À l’issue du second tour des élections législatives en France le parti d'Emmanuel Macron La République en marche (LREM) allié au Mouvement démocrate (MoDem) a obtenu la majorité absolue à l’Assemblée nationale avec 350 sièges sur les 577 que compte la chambre, ce qui renforce sérieusement les positions du président.

Selon les experts russes, bien qu’Emmanuel Macron ne soit ni favorable, ni défavorable à Moscou, la consolidation de ses positions rendra plus conséquente l’application de sa politique vis-à-vis de la Russie.

Sa politique sur l’axe russe sera définie par deux facteurs. Avant tout par la façon dont les relations franco-russes s’intègreront au concept européen du président français, a indiqué la spécialiste de l’histoire et de la politique étrangère de la France à l’Institut des relations internationales de Moscou, Evguenia Obitchkina. Aux côtés de Berlin, Emmanuel Macron a l’intention de se placer à la tête de l’intégration européenne et de renforcer les positions de Paris dans le tandem franco-allemand. Le second facteur sera la façon dont les contacts russo-français s’insèreront dans les relations euro-atlantiques dont le caractère reste toujours flou après la victoire de Donald Trump à la présidentielle américaine.
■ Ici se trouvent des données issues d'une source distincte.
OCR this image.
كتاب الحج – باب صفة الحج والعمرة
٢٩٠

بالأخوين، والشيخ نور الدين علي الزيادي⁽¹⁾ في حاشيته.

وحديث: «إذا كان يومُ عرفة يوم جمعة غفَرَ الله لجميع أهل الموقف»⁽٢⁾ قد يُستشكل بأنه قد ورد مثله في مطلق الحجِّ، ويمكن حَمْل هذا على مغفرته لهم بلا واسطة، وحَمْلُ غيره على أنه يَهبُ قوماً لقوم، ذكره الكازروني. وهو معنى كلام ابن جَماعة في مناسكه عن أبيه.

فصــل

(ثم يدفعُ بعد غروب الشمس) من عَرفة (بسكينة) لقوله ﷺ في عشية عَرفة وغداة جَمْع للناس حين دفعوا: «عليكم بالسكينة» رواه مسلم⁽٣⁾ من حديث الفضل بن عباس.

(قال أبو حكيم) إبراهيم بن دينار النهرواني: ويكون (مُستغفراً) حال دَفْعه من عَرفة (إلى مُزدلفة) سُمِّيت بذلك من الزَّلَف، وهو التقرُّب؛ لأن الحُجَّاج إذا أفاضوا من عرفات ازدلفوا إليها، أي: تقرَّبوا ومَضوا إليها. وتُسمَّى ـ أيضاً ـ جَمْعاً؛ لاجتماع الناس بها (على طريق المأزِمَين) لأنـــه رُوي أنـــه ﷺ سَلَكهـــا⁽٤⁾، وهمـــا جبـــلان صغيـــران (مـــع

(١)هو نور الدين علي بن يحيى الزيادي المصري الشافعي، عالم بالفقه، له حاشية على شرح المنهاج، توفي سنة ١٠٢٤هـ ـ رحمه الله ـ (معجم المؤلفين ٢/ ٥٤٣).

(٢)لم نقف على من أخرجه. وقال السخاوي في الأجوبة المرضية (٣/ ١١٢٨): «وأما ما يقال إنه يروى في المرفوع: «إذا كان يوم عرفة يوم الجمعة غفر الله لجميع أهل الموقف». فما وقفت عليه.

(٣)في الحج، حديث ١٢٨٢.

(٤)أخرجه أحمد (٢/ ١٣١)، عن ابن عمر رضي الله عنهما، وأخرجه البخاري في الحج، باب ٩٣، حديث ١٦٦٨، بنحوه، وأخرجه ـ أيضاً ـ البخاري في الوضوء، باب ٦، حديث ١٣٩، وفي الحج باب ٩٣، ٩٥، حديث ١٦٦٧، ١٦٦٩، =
La France rétablit son influence

Selon Evguenia Obitchkina, les législatives françaises ont été dominées par la politique intérieure, les dossiers internationaux se limitant aux démarches de la France dans le cadre de l’UE. « La France souhaite rétablir l’influence non seulement économique mais également politique du couple franco-allemand au sein de l’Union européenne, car sous François Hollande, Paris ne jouait plus qu’un rôle secondaire dans la politique », a-t-elle affirmé. Et là, la Russie pourrait être utile à Emmanuel Macron. Étant donné que les relations économiques et politiques entre Paris et Moscou sont aujourd’hui meilleures que les rapports entre Berlin et Moscou, les contacts avec la Russie pourraient aider la France à renforcer son influence non seulement face à l’Allemagne, mais également au sein de l’UE.
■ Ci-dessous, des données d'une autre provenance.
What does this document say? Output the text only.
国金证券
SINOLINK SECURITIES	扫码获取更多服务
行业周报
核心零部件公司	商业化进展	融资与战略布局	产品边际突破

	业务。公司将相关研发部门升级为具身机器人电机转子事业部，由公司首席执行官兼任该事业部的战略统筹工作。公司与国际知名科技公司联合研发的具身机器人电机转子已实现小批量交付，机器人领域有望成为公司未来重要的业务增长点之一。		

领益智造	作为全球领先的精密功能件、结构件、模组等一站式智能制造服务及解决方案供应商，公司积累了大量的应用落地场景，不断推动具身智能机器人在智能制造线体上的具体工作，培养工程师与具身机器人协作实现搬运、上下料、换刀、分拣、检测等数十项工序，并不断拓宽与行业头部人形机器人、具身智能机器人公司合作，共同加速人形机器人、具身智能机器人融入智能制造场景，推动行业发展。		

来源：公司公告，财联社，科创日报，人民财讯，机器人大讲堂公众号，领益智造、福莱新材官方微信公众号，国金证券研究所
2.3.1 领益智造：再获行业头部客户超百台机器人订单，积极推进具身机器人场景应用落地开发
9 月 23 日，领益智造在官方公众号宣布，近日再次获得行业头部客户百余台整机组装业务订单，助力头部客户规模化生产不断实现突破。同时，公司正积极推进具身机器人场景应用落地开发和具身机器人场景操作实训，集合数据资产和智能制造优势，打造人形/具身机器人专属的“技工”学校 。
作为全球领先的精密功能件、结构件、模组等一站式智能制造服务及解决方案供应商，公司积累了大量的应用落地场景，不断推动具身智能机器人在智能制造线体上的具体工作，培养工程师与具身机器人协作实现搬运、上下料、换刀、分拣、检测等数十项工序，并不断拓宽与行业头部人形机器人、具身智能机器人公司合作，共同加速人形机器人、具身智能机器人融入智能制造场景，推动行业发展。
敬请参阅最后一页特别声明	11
En outre, la Russie intéresse la France sur le plan économique et dans le cadre de la coopération antiterroriste. Ainsi, Paris souhaite préserver ses relations économiques avec Moscou, bien qu’il n’ait pas l’intention de prôner la levée des sanctions. Toutefois, il ne s’y opposera probablement pas si quelqu’un d’autre suggère de réviser la politique occidentale des sanctions contre la Russie, a poursuivi Evguenia Obitchkina. En outre, un éventuel renforcement de la coopération est envisageable dans la lutte antiterroriste. « Emmanuel Macron se propose – et il l’a d’ores et déjà annoncé – de déployer une sérieuse lutte contre le terrorisme et d’attaquer avant tout les réseaux terroristes à l’intérieur des pays », a-t-elle rappelé.

Propositions d’un « homme très ambitieux »
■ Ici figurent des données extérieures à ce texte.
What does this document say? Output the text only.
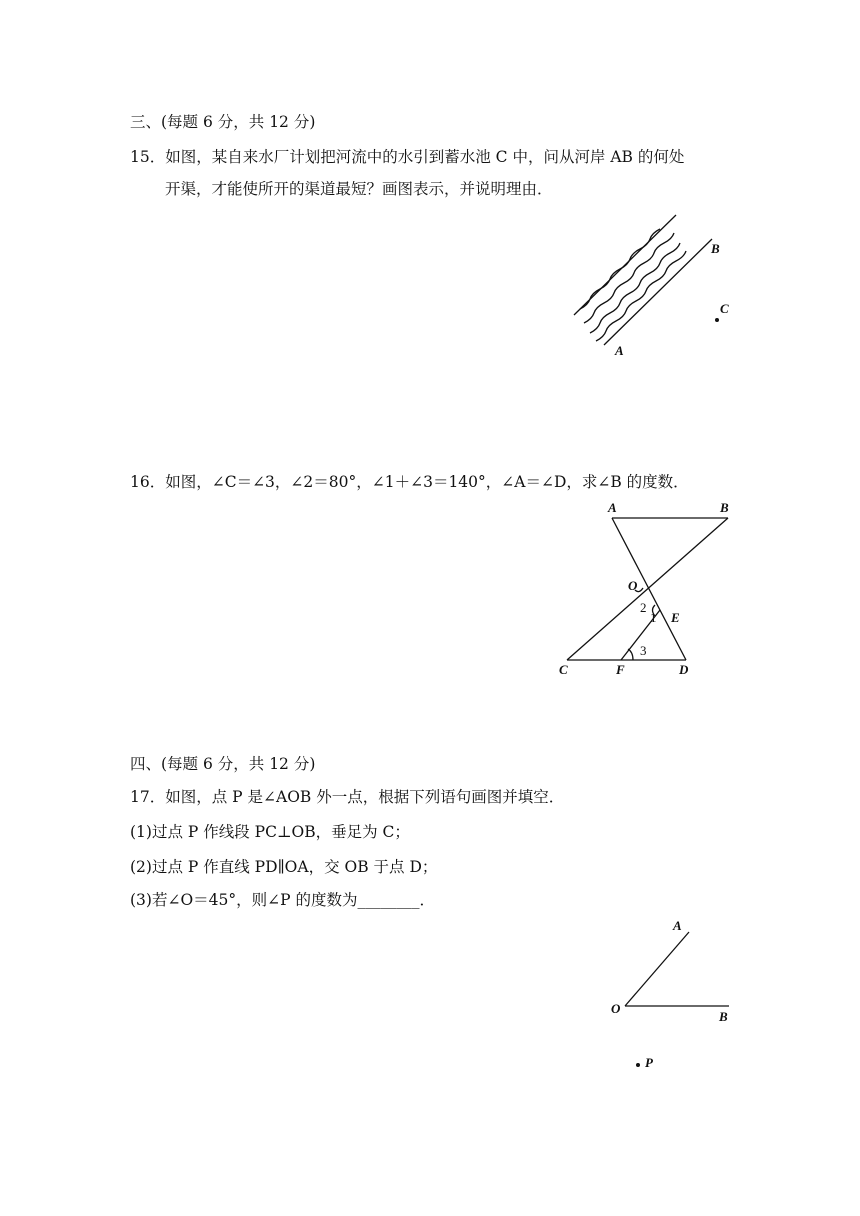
三、(每题 6 分，共 12 分)
15．如图，某自来水厂计划把河流中的水引到蓄水池 C 中，问从河岸 AB 的何处
开渠，才能使所开的渠道最短？画图表示，并说明理由．
B
C
A
16．如图，∠C＝∠3，∠2＝80°，∠1＋∠3＝140°，∠A＝∠D，求∠B 的度数．
A	B
O
2
1 E
3
C	F	D
四、(每题 6 分，共 12 分)
17．如图，点 P 是∠AOB 外一点，根据下列语句画图并填空．
(1)过点 P 作线段 PC⊥OB，垂足为 C；
(2)过点 P 作直线 PD∥OA，交 OB 于点 D；
(3)若∠O＝45°，则∠P 的度数为________．
A
O
B
P
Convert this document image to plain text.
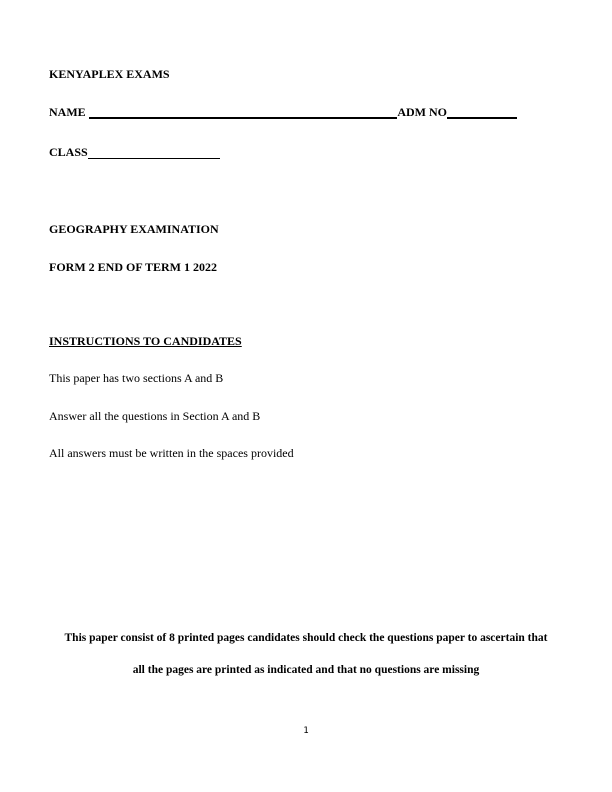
KENYAPLEX EXAMS
NAME	ADM NO
CLASS
GEOGRAPHY EXAMINATION
FORM 2 END OF TERM 1 2022
INSTRUCTIONS TO CANDIDATES
This paper has two sections A and B
Answer all the questions in Section A and B
All answers must be written in the spaces provided
This paper consist of 8 printed pages candidates should check the questions paper to ascertain that
all the pages are printed as indicated and that no questions are missing
1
La politique étrangère étant la prérogative du président, les élections législatives n’influeront pas directement sur cette activité d’Emmanuel Macron, a fait remarquer dans une interview à RBTH Igor Bounine, président du Centre des politiques publiques. Mais après avoir renforcé ses positions à l’intérieur du pays à l’issue des législatives, le président français pourrait formuler à Moscou de nouvelles initiatives.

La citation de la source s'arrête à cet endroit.